Ninguém gosta de investir na China. Primeiro, porque o Estado obriga a que se tenha um sócio local, propriedade do próprio Estado, a quem se “oferece” 50% da empresa, depois porque esse tal sócio pode ser o primeiro que copia tudo o que houver a copiar, em termos de tecnologia, que exista nessa fábrica ou nesse produto. Isto até chegar a Tesla, a quem os chineses permitiram que fosse a primeira instalação fabril a ser 100% propriedade de estrangeiros, neste caso o fabricante americano e, logo, sem sócio local.
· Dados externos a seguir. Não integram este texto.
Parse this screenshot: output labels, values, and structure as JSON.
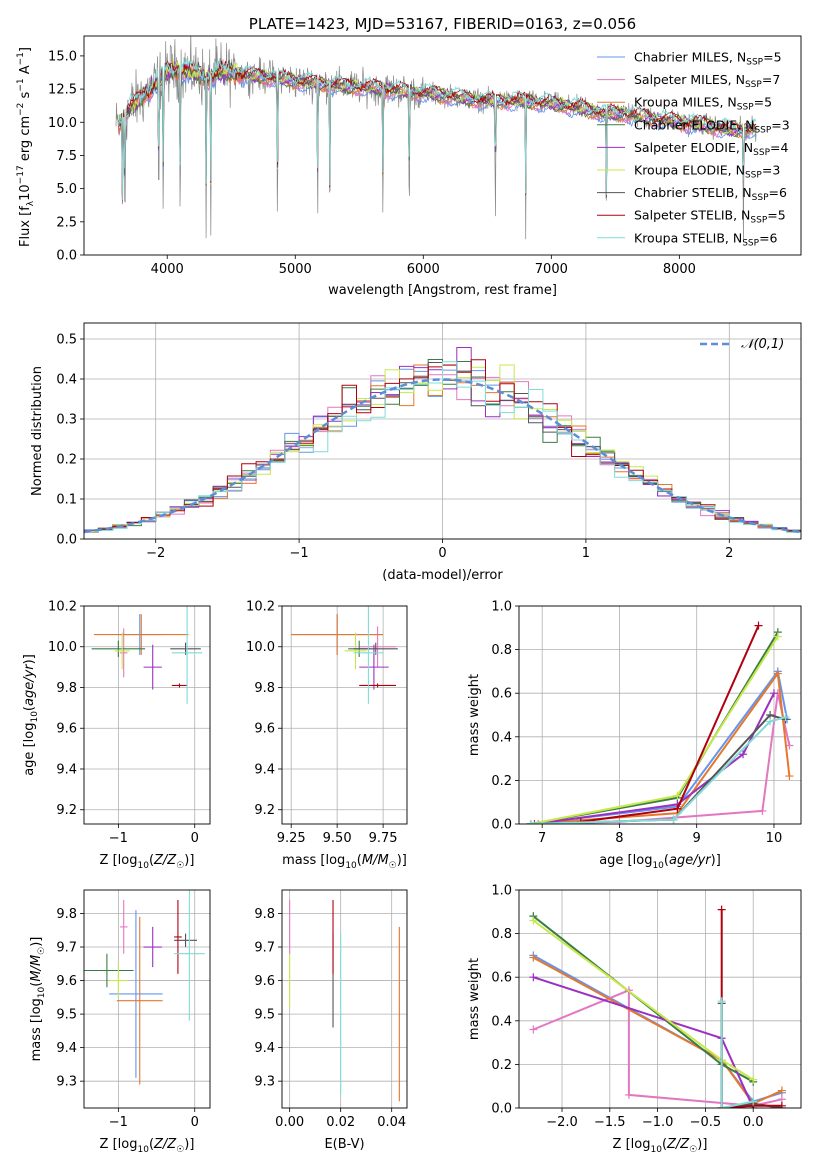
{
  "colors": {
    "chabrier_miles": "#6495ED",
    "salpeter_miles": "#E377C2",
    "kroupa_miles": "#E6772E",
    "chabrier_elodie": "#3A7D44",
    "salpeter_elodie": "#9B30C0",
    "kroupa_elodie": "#C7E84A",
    "chabrier_stelib": "#555555",
    "salpeter_stelib": "#B00010",
    "kroupa_stelib": "#7FDCD8",
    "gauss": "#5B8ED6",
    "raw": "#888888"
  },
  "chart_data": [
    {
      "id": "spectrum",
      "type": "line",
      "title": "PLATE=1423, MJD=53167, FIBERID=0163, z=0.056",
      "xlabel": "wavelength [Angstrom, rest frame]",
      "ylabel_parts": [
        "Flux [f",
        "λ",
        "10",
        "−17",
        " erg cm",
        "−2",
        " s",
        "−1",
        " A",
        "−1",
        "]"
      ],
      "xlim": [
        3350,
        8950
      ],
      "ylim": [
        0,
        16.5
      ],
      "xticks": [
        4000,
        5000,
        6000,
        7000,
        8000
      ],
      "yticks": [
        0.0,
        2.5,
        5.0,
        7.5,
        10.0,
        12.5,
        15.0
      ],
      "ytick_labels": [
        "0.0",
        "2.5",
        "5.0",
        "7.5",
        "10.0",
        "12.5",
        "15.0"
      ],
      "grid": false,
      "legend": {
        "placement": "top-right",
        "entries": [
          {
            "label": "Chabrier MILES, N",
            "n": "5",
            "color": "chabrier_miles"
          },
          {
            "label": "Salpeter MILES, N",
            "n": "7",
            "color": "salpeter_miles"
          },
          {
            "label": "Kroupa MILES, N",
            "n": "5",
            "color": "kroupa_miles"
          },
          {
            "label": "Chabrier ELODIE, N",
            "n": "3",
            "color": "chabrier_elodie"
          },
          {
            "label": "Salpeter ELODIE, N",
            "n": "4",
            "color": "salpeter_elodie"
          },
          {
            "label": "Kroupa ELODIE, N",
            "n": "3",
            "color": "kroupa_elodie"
          },
          {
            "label": "Chabrier STELIB, N",
            "n": "6",
            "color": "chabrier_stelib"
          },
          {
            "label": "Salpeter STELIB, N",
            "n": "5",
            "color": "salpeter_stelib"
          },
          {
            "label": "Kroupa STELIB, N",
            "n": "6",
            "color": "kroupa_stelib"
          }
        ],
        "subscript": "SSP"
      },
      "continuum": {
        "x": [
          3600,
          3700,
          3800,
          3900,
          4000,
          4100,
          4200,
          4300,
          4400,
          4500,
          4600,
          4800,
          5000,
          5200,
          5400,
          5600,
          5800,
          6000,
          6200,
          6400,
          6600,
          6800,
          7000,
          7200,
          7400,
          7600,
          7800,
          8000,
          8200,
          8400,
          8600
        ],
        "y": [
          9.5,
          11.0,
          11.9,
          12.8,
          13.8,
          14.0,
          13.8,
          13.3,
          13.7,
          13.8,
          13.6,
          13.4,
          13.1,
          12.9,
          12.7,
          12.6,
          12.4,
          12.2,
          12.0,
          11.7,
          11.6,
          11.6,
          11.4,
          11.1,
          10.7,
          10.6,
          10.3,
          10.0,
          9.8,
          9.4,
          9.5
        ]
      },
      "absorption_lines": [
        3650,
        3670,
        3934,
        3969,
        4101,
        4304,
        4340,
        4861,
        5175,
        5270,
        5685,
        5890,
        6563,
        6800,
        7430,
        8500
      ]
    },
    {
      "id": "residuals",
      "type": "histogram",
      "xlabel": "(data-model)/error",
      "ylabel": "Normed distribution",
      "xlim": [
        -2.5,
        2.5
      ],
      "ylim": [
        0,
        0.54
      ],
      "xticks": [
        -2,
        -1,
        0,
        1,
        2
      ],
      "xtick_labels": [
        "−2",
        "−1",
        "0",
        "1",
        "2"
      ],
      "yticks": [
        0.0,
        0.1,
        0.2,
        0.3,
        0.4,
        0.5
      ],
      "ytick_labels": [
        "0.0",
        "0.1",
        "0.2",
        "0.3",
        "0.4",
        "0.5"
      ],
      "grid": true,
      "legend": {
        "placement": "top-right",
        "label": "𝒩(0,1)"
      },
      "bin_width": 0.1
    },
    {
      "id": "age-vs-Z",
      "type": "scatter",
      "xlabel": "Z [log10(Z/Z☉)]",
      "ylabel": "age [log10(age/yr)]",
      "xlim": [
        -1.45,
        0.2
      ],
      "ylim": [
        9.13,
        10.2
      ],
      "xticks": [
        -1,
        0
      ],
      "xtick_labels": [
        "−1",
        "0"
      ],
      "yticks": [
        9.2,
        9.4,
        9.6,
        9.8,
        10.0,
        10.2
      ],
      "ytick_labels": [
        "9.2",
        "9.4",
        "9.6",
        "9.8",
        "10.0",
        "10.2"
      ],
      "grid": true,
      "points": [
        {
          "color": "chabrier_miles",
          "x": -0.72,
          "y": 10.06,
          "xerr": 0.28,
          "yerr": 0.1
        },
        {
          "color": "salpeter_miles",
          "x": -0.93,
          "y": 9.97,
          "xerr": 0.05,
          "yerr": 0.12
        },
        {
          "color": "kroupa_miles",
          "x": -0.7,
          "y": 10.06,
          "xerr": 0.62,
          "yerr": 0.1
        },
        {
          "color": "chabrier_elodie",
          "x": -1.0,
          "y": 9.99,
          "xerr": 0.35,
          "yerr": 0.04
        },
        {
          "color": "salpeter_elodie",
          "x": -0.55,
          "y": 9.9,
          "xerr": 0.12,
          "yerr": 0.11
        },
        {
          "color": "kroupa_elodie",
          "x": -0.95,
          "y": 9.98,
          "xerr": 0.1,
          "yerr": 0.09
        },
        {
          "color": "chabrier_stelib",
          "x": -0.12,
          "y": 9.99,
          "xerr": 0.2,
          "yerr": 0.03
        },
        {
          "color": "salpeter_stelib",
          "x": -0.2,
          "y": 9.81,
          "xerr": 0.1,
          "yerr": 0.01
        },
        {
          "color": "kroupa_stelib",
          "x": -0.1,
          "y": 9.97,
          "xerr": 0.2,
          "yerr": 0.25
        }
      ]
    },
    {
      "id": "age-vs-mass",
      "type": "scatter",
      "xlabel": "mass [log10(M/M☉)]",
      "ylabel": "",
      "xlim": [
        9.2,
        9.88
      ],
      "ylim": [
        9.13,
        10.2
      ],
      "xticks": [
        9.25,
        9.5,
        9.75
      ],
      "xtick_labels": [
        "9.25",
        "9.50",
        "9.75"
      ],
      "yticks": [
        9.2,
        9.4,
        9.6,
        9.8,
        10.0,
        10.2
      ],
      "ytick_labels": [
        "9.2",
        "9.4",
        "9.6",
        "9.8",
        "10.0",
        "10.2"
      ],
      "grid": true,
      "points": [
        {
          "color": "chabrier_miles",
          "x": 9.5,
          "y": 10.06,
          "xerr": 0.25,
          "yerr": 0.1
        },
        {
          "color": "salpeter_miles",
          "x": 9.72,
          "y": 10.0,
          "xerr": 0.1,
          "yerr": 0.1
        },
        {
          "color": "kroupa_miles",
          "x": 9.5,
          "y": 10.06,
          "xerr": 0.25,
          "yerr": 0.1
        },
        {
          "color": "chabrier_elodie",
          "x": 9.62,
          "y": 9.99,
          "xerr": 0.06,
          "yerr": 0.04
        },
        {
          "color": "salpeter_elodie",
          "x": 9.7,
          "y": 9.9,
          "xerr": 0.08,
          "yerr": 0.11
        },
        {
          "color": "kroupa_elodie",
          "x": 9.6,
          "y": 9.98,
          "xerr": 0.06,
          "yerr": 0.09
        },
        {
          "color": "chabrier_stelib",
          "x": 9.71,
          "y": 9.99,
          "xerr": 0.12,
          "yerr": 0.03
        },
        {
          "color": "salpeter_stelib",
          "x": 9.72,
          "y": 9.81,
          "xerr": 0.1,
          "yerr": 0.01
        },
        {
          "color": "kroupa_stelib",
          "x": 9.67,
          "y": 9.97,
          "xerr": 0.08,
          "yerr": 0.25
        }
      ]
    },
    {
      "id": "massweight-vs-age",
      "type": "line",
      "xlabel": "age [log10(age/yr)]",
      "ylabel": "mass weight",
      "xlim": [
        6.7,
        10.35
      ],
      "ylim": [
        0,
        1.0
      ],
      "xticks": [
        7,
        8,
        9,
        10
      ],
      "xtick_labels": [
        "7",
        "8",
        "9",
        "10"
      ],
      "yticks": [
        0.0,
        0.2,
        0.4,
        0.6,
        0.8,
        1.0
      ],
      "ytick_labels": [
        "0.0",
        "0.2",
        "0.4",
        "0.6",
        "0.8",
        "1.0"
      ],
      "grid": true,
      "series": [
        {
          "color": "chabrier_miles",
          "x": [
            6.85,
            8.75,
            10.05,
            10.17
          ],
          "y": [
            0.0,
            0.08,
            0.7,
            0.48
          ]
        },
        {
          "color": "salpeter_miles",
          "x": [
            6.95,
            8.0,
            9.85,
            10.05,
            10.2
          ],
          "y": [
            0.0,
            0.01,
            0.06,
            0.6,
            0.36
          ]
        },
        {
          "color": "kroupa_miles",
          "x": [
            6.85,
            8.75,
            10.05,
            10.2
          ],
          "y": [
            0.0,
            0.05,
            0.69,
            0.22
          ]
        },
        {
          "color": "chabrier_elodie",
          "x": [
            6.85,
            8.75,
            10.05
          ],
          "y": [
            0.0,
            0.12,
            0.88
          ]
        },
        {
          "color": "salpeter_elodie",
          "x": [
            6.9,
            8.75,
            9.6,
            10.0
          ],
          "y": [
            0.0,
            0.09,
            0.32,
            0.6
          ]
        },
        {
          "color": "kroupa_elodie",
          "x": [
            6.85,
            8.75,
            10.05
          ],
          "y": [
            0.0,
            0.13,
            0.86
          ]
        },
        {
          "color": "chabrier_stelib",
          "x": [
            6.85,
            8.7,
            9.95,
            10.15
          ],
          "y": [
            0.0,
            0.02,
            0.5,
            0.48
          ]
        },
        {
          "color": "salpeter_stelib",
          "x": [
            7.5,
            8.75,
            9.8
          ],
          "y": [
            0.01,
            0.07,
            0.91
          ]
        },
        {
          "color": "kroupa_stelib",
          "x": [
            6.85,
            8.7,
            9.95,
            10.15
          ],
          "y": [
            0.0,
            0.02,
            0.47,
            0.49
          ]
        }
      ]
    },
    {
      "id": "mass-vs-Z",
      "type": "scatter",
      "xlabel": "Z [log10(Z/Z☉)]",
      "ylabel": "mass [log10(M/M☉)]",
      "xlim": [
        -1.45,
        0.2
      ],
      "ylim": [
        9.22,
        9.87
      ],
      "xticks": [
        -1,
        0
      ],
      "xtick_labels": [
        "−1",
        "0"
      ],
      "yticks": [
        9.3,
        9.4,
        9.5,
        9.6,
        9.7,
        9.8
      ],
      "ytick_labels": [
        "9.3",
        "9.4",
        "9.5",
        "9.6",
        "9.7",
        "9.8"
      ],
      "grid": true,
      "points": [
        {
          "color": "chabrier_miles",
          "x": -0.77,
          "y": 9.56,
          "xerr": 0.35,
          "yerr": 0.25
        },
        {
          "color": "salpeter_miles",
          "x": -0.93,
          "y": 9.76,
          "xerr": 0.05,
          "yerr": 0.08
        },
        {
          "color": "kroupa_miles",
          "x": -0.72,
          "y": 9.54,
          "xerr": 0.3,
          "yerr": 0.25
        },
        {
          "color": "chabrier_elodie",
          "x": -1.15,
          "y": 9.63,
          "xerr": 0.35,
          "yerr": 0.05
        },
        {
          "color": "salpeter_elodie",
          "x": -0.55,
          "y": 9.7,
          "xerr": 0.12,
          "yerr": 0.06
        },
        {
          "color": "kroupa_elodie",
          "x": -1.0,
          "y": 9.6,
          "xerr": 0.12,
          "yerr": 0.05
        },
        {
          "color": "chabrier_stelib",
          "x": -0.12,
          "y": 9.72,
          "xerr": 0.15,
          "yerr": 0.02
        },
        {
          "color": "salpeter_stelib",
          "x": -0.22,
          "y": 9.73,
          "xerr": 0.05,
          "yerr": 0.11
        },
        {
          "color": "kroupa_stelib",
          "x": -0.07,
          "y": 9.68,
          "xerr": 0.2,
          "yerr": 0.2
        }
      ]
    },
    {
      "id": "mass-vs-ebv",
      "type": "scatter",
      "xlabel": "E(B-V)",
      "ylabel": "",
      "xlim": [
        -0.003,
        0.046
      ],
      "ylim": [
        9.22,
        9.87
      ],
      "xticks": [
        0.0,
        0.02,
        0.04
      ],
      "xtick_labels": [
        "0.00",
        "0.02",
        "0.04"
      ],
      "yticks": [
        9.3,
        9.4,
        9.5,
        9.6,
        9.7,
        9.8
      ],
      "ytick_labels": [
        "9.3",
        "9.4",
        "9.5",
        "9.6",
        "9.7",
        "9.8"
      ],
      "grid": true,
      "points": [
        {
          "color": "salpeter_miles",
          "x": 0.0,
          "y": 9.76,
          "xerr": 0,
          "yerr": 0.08
        },
        {
          "color": "kroupa_elodie",
          "x": 0.0,
          "y": 9.6,
          "xerr": 0,
          "yerr": 0.08
        },
        {
          "color": "chabrier_stelib",
          "x": 0.017,
          "y": 9.6,
          "xerr": 0,
          "yerr": 0.14
        },
        {
          "color": "salpeter_stelib",
          "x": 0.017,
          "y": 9.73,
          "xerr": 0,
          "yerr": 0.11
        },
        {
          "color": "kroupa_stelib",
          "x": 0.02,
          "y": 9.5,
          "xerr": 0,
          "yerr": 0.24
        },
        {
          "color": "kroupa_miles",
          "x": 0.043,
          "y": 9.5,
          "xerr": 0,
          "yerr": 0.26
        }
      ]
    },
    {
      "id": "massweight-vs-Z",
      "type": "line",
      "xlabel": "Z [log10(Z/Z☉)]",
      "ylabel": "mass weight",
      "xlim": [
        -2.45,
        0.5
      ],
      "ylim": [
        0,
        1.0
      ],
      "xticks": [
        -2.0,
        -1.5,
        -1.0,
        -0.5,
        0.0
      ],
      "xtick_labels": [
        "−2.0",
        "−1.5",
        "−1.0",
        "−0.5",
        "0.0"
      ],
      "yticks": [
        0.0,
        0.2,
        0.4,
        0.6,
        0.8,
        1.0
      ],
      "ytick_labels": [
        "0.0",
        "0.2",
        "0.4",
        "0.6",
        "0.8",
        "1.0"
      ],
      "grid": true,
      "series": [
        {
          "color": "chabrier_miles",
          "x": [
            -2.3,
            -0.33,
            0.0,
            0.3
          ],
          "y": [
            0.7,
            0.22,
            0.03,
            0.07
          ]
        },
        {
          "color": "salpeter_miles",
          "x": [
            -2.3,
            -1.3,
            -1.3,
            0.0,
            0.3
          ],
          "y": [
            0.36,
            0.54,
            0.06,
            0.01,
            0.04
          ]
        },
        {
          "color": "kroupa_miles",
          "x": [
            -2.3,
            -0.33,
            0.0,
            0.3
          ],
          "y": [
            0.69,
            0.22,
            0.02,
            0.08
          ]
        },
        {
          "color": "chabrier_elodie",
          "x": [
            -2.3,
            -0.33,
            0.0
          ],
          "y": [
            0.88,
            0.2,
            0.12
          ]
        },
        {
          "color": "salpeter_elodie",
          "x": [
            -2.3,
            -0.33,
            0.0
          ],
          "y": [
            0.6,
            0.32,
            0.0
          ]
        },
        {
          "color": "kroupa_elodie",
          "x": [
            -2.3,
            -0.33,
            0.0
          ],
          "y": [
            0.86,
            0.22,
            0.13
          ]
        },
        {
          "color": "chabrier_stelib",
          "x": [
            -0.33,
            -0.33,
            0.0,
            0.3
          ],
          "y": [
            0.48,
            0.0,
            0.02,
            0.0
          ]
        },
        {
          "color": "salpeter_stelib",
          "x": [
            -0.33,
            -0.33,
            0.0,
            0.3
          ],
          "y": [
            0.91,
            0.0,
            0.01,
            0.01
          ]
        },
        {
          "color": "kroupa_stelib",
          "x": [
            -0.33,
            -0.33,
            0.0
          ],
          "y": [
            0.49,
            0.0,
            0.03
          ]
        }
      ]
    }
  ]
}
Mas a Tesla foi mais longe e negociou que a sua Gigafactory chinesa, a ser construída num terreno próximo de Xangai, seria erguida por uma empresa local, com o compromisso de estar pronta a funcionar em tempo recorde (menos de um ano), o que pela fotos parece confirmar-se. Mais ainda, em vez de adquirir o terreno, a Tesla conseguiu que tivesse apenas de pagar uma renda, o que limitou o investimento na fase de arranque, reduzindo o encargo a apenas 290 milhões de dólares por ano. Sendo este o compromisso que a Tesla tem de pagar anualmente, ou abandonar, como seria de esperar.

Além da renda, a Tesla tem ainda de montar a fábrica (teria dificuldade em produzir carros, caso não o fizesse) durante os próximos cinco anos, investindo num total de 2 mil milhões de dólares (14,08 mil milhões de renminbi). Isto, segundo a Bloomberg, vai assegurar uma capacidade de produção de 500.000 veículos por ano a partir de Junho de 2020, um valor respeitável face à maior fábrica mundial de veículos eléctricos europeus, a da VW em Zwickau, prevista para 350.000 unidades/ano, para as marcas VW, Seat e Audi, uma vez que a Skoda deverá produzir os seus modelos a bateria na República Checa.